Helen estableció un paso admirable para los dos. Adelantaron a una docena de corredores, como mínimo, sin el menor problema. Detrás de ella, Lynley se controlaba y concentraba en no agotarse demasiado pronto. En verdad, Helen era notable, pensó. Su estilo era hermosísimo, con la cabeza echada hacia atrás, los brazos doblados por el codo y el cabello oscuro al viento. De hecho, empezaba a pensar que se había entrenado en secreto para impresionarle, cuando ella empezó a desfallecer en el momento que el Dorchester aparecía al otro lado de Park Lane. Se puso a su lado.

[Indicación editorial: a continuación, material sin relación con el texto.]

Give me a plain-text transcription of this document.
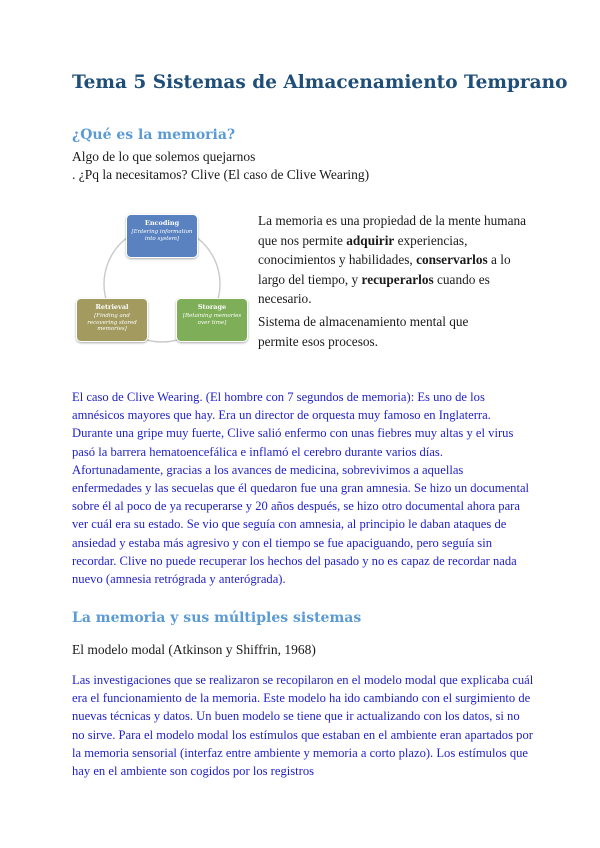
Tema 5 Sistemas de Almacenamiento Temprano
¿Qué es la memoria?
Algo de lo que solemos quejarnos
. ¿Pq la necesitamos? Clive (El caso de Clive Wearing)
Encoding
[Entering information into system]
Storage
[Retaining memories over time]
Retrieval
[Finding and recovering stored memories]
La memoria es una propiedad de la mente humana que nos permite adquirir experiencias, conocimientos y habilidades, conservarlos a lo largo del tiempo, y recuperarlos cuando es necesario.
Sistema de almacenamiento mental que permite esos procesos.
El caso de Clive Wearing. (El hombre con 7 segundos de memoria): Es uno de los amnésicos mayores que hay. Era un director de orquesta muy famoso en Inglaterra. Durante una gripe muy fuerte, Clive salió enfermo con unas fiebres muy altas y el virus pasó la barrera hematoencefálica e inflamó el cerebro durante varios días. Afortunadamente, gracias a los avances de medicina, sobrevivimos a aquellas enfermedades y las secuelas que él quedaron fue una gran amnesia. Se hizo un documental sobre él al poco de ya recuperarse y 20 años después, se hizo otro documental ahora para ver cuál era su estado. Se vio que seguía con amnesia, al principio le daban ataques de ansiedad y estaba más agresivo y con el tiempo se fue apaciguando, pero seguía sin recordar. Clive no puede recuperar los hechos del pasado y no es capaz de recordar nada nuevo (amnesia retrógrada y anterógrada).
La memoria y sus múltiples sistemas
El modelo modal (Atkinson y Shiffrin, 1968)
Las investigaciones que se realizaron se recopilaron en el modelo modal que explicaba cuál era el funcionamiento de la memoria. Este modelo ha ido cambiando con el surgimiento de nuevas técnicas y datos. Un buen modelo se tiene que ir actualizando con los datos, si no no sirve. Para el modelo modal los estímulos que estaban en el ambiente eran apartados por la memoria sensorial (interfaz entre ambiente y memoria a corto plazo). Los estímulos que hay en el ambiente son cogidos por los registros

– ¿Demasiado deprisa, querida? -preguntó.
Ella resopló.
– No. No. -Agitó los brazos-. Maravilloso, ¿verdad?
– Sí, pero te veo un poco colorada.
– ¿De veras? -Helen continuó con aire decidido-. Pero es… bueno…, ¿verdad? La sangre… La circulación. Todo eso.
Recorrieron otros cincuenta metros.
– Me parece… -Helen tragaba aire como alguien que hubiera sobrevivido a la asfixia-. Estupendo para un… ¿No crees?

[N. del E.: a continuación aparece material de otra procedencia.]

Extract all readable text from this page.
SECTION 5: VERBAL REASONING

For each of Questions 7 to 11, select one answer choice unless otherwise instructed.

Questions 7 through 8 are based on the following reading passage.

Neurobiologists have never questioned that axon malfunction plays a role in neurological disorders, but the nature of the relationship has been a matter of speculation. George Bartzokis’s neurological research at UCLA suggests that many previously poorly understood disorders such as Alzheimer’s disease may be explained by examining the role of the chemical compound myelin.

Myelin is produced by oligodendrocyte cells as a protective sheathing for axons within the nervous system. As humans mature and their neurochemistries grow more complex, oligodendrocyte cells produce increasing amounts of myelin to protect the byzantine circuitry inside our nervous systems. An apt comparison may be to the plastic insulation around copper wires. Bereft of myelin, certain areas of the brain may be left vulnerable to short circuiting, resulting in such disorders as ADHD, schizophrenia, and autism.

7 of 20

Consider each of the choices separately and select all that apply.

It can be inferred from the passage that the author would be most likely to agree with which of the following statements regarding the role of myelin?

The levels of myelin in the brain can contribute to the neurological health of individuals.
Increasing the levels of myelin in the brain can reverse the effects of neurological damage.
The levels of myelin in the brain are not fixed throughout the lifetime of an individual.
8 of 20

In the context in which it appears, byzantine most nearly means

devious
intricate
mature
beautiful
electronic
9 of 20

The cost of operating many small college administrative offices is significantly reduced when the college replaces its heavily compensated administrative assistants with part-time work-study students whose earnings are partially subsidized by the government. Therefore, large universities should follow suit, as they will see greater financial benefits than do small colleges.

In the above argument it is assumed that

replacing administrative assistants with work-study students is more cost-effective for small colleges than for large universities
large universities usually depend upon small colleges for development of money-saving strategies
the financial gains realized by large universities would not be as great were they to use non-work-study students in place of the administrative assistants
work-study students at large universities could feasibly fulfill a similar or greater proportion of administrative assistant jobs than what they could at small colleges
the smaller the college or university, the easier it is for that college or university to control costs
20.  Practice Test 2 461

– Ya lo creo -contestó Lynley-. Los ejercicios cardiovasculares son los mejores del mundo. Me alegro de que lo sugirieras, Helen. Ya es hora de que nos esforcemos en ponernos en forma. ¿Un poco más despacio?
– No…, de ninguna… manera. -Gotas de sudor habían aparecido en su frente y sobre el labio superior-. Estupendo… Esto es… fantástico, ¿no?

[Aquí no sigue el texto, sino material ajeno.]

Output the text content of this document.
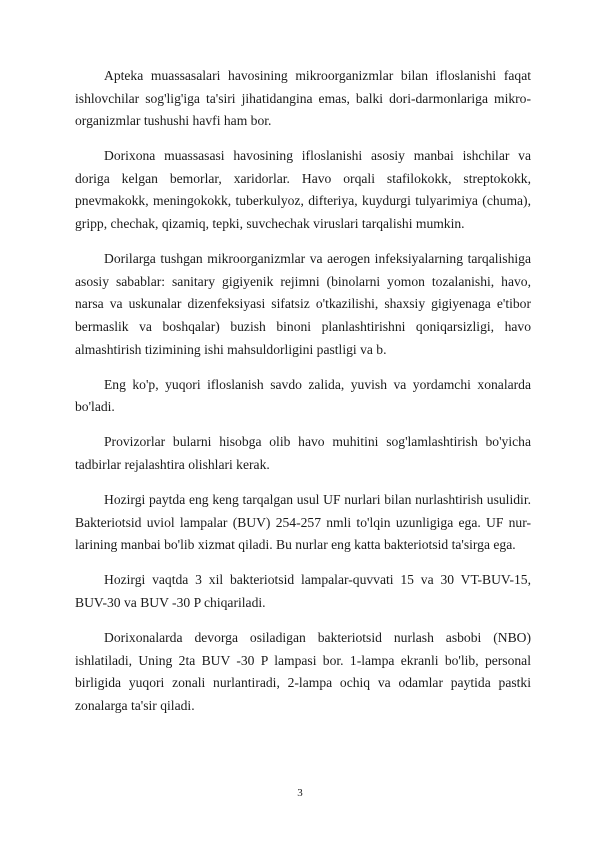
Apteka muassasalari havosining mikroorganizmlar bilan ifloslanishi faqat ishlovchilar sog'lig'iga ta'siri jihatidangina emas, balki dori-darmonlariga mikro-organizmlar tushushi havfi ham bor.

Dorixona muassasasi havosining ifloslanishi asosiy manbai ishchilar va doriga kelgan bemorlar, xaridorlar. Havo orqali stafilokokk, streptokokk, pnevmakokk, meningokokk, tuberkulyoz, difteriya, kuydurgi tulyarimiya (chuma), gripp, chechak, qizamiq, tepki, suvchechak viruslari tarqalishi mumkin.

Dorilarga tushgan mikroorganizmlar va aerogen infeksiyalarning tarqalishiga asosiy sabablar: sanitary gigiyenik rejimni (binolarni yomon tozalanishi, havo, narsa va uskunalar dizenfeksiyasi sifatsiz o'tkazilishi, shaxsiy gigiyenaga e'tibor bermaslik va boshqalar) buzish binoni planlashtirishni qoniqarsizligi, havo almashtirish tizimining ishi mahsuldorligini pastligi va b.

Eng ko'p, yuqori ifloslanish savdo zalida, yuvish va yordamchi xonalarda bo'ladi.

Provizorlar bularni hisobga olib havo muhitini sog'lamlashtirish bo'yicha tadbirlar rejalashtira olishlari kerak.

Hozirgi paytda eng keng tarqalgan usul UF nurlari bilan nurlashtirish usulidir. Bakteriotsid uviol lampalar (BUV) 254-257 nmli to'lqin uzunligiga ega. UF nur-larining manbai bo'lib xizmat qiladi. Bu nurlar eng katta bakteriotsid ta'sirga ega.

Hozirgi vaqtda 3 xil bakteriotsid lampalar-quvvati 15 va 30 VT-BUV-15, BUV-30 va BUV -30 P chiqariladi.

Dorixonalarda devorga osiladigan bakteriotsid nurlash asbobi (NBO) ishlatiladi, Uning 2ta BUV -30 P lampasi bor. 1-lampa ekranli bo'lib, personal birligida yuqori zonali nurlantiradi, 2-lampa ochiq va odamlar paytida pastki zonalarga ta'sir qiladi.

3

– Mucho. -Rodearon la fuente de la Alegría de la Vida -. ¿Hacia Speaker's Corner, o entramos en el parque?
Helen agitó un brazo én dirección norte.
– Corner -resolló.
– Perfecto. Que sea Speaker's Córner. ¿Más despacio? ¿Más rápido? ¿Qué?
– Ya está… bien. Maravilloso.
Lynley reprimió una sonrisa.
– No sé -dijo-. Creo que hemos de dedicarnos más en serio, como auténticos profesionales. Quizá deberíamos llevar pesas también.
– ¿Qué?
– Pesas. ¿Las has visto, cariño? Se colocan en las muñecas y fortalecen tus brazos mientras corres. El problema de correr, si es que se le puede llamar problema, porque bien sabe Dios que me hace sentir de maravilla, ¿no es cierto?
– Sí… Sí…
– El problema, sin embargo… Aumentemos un poco la velocidad, creo que nos estamos relajando… El problema consiste en que el corazón se ejercita y la mitad inferior del cuerpo se fortalece, pero la mitad superior puede irse al carajo. Bien, si lleváramos pesas en los brazos y las levantáramos mientras corriéramos…
Helen se detuvo de repente, tambaleante. Apoyó las manos sobre las rodillas, mientras su pecho subía y bajaba y respiraba con ruidos similares a chillidos.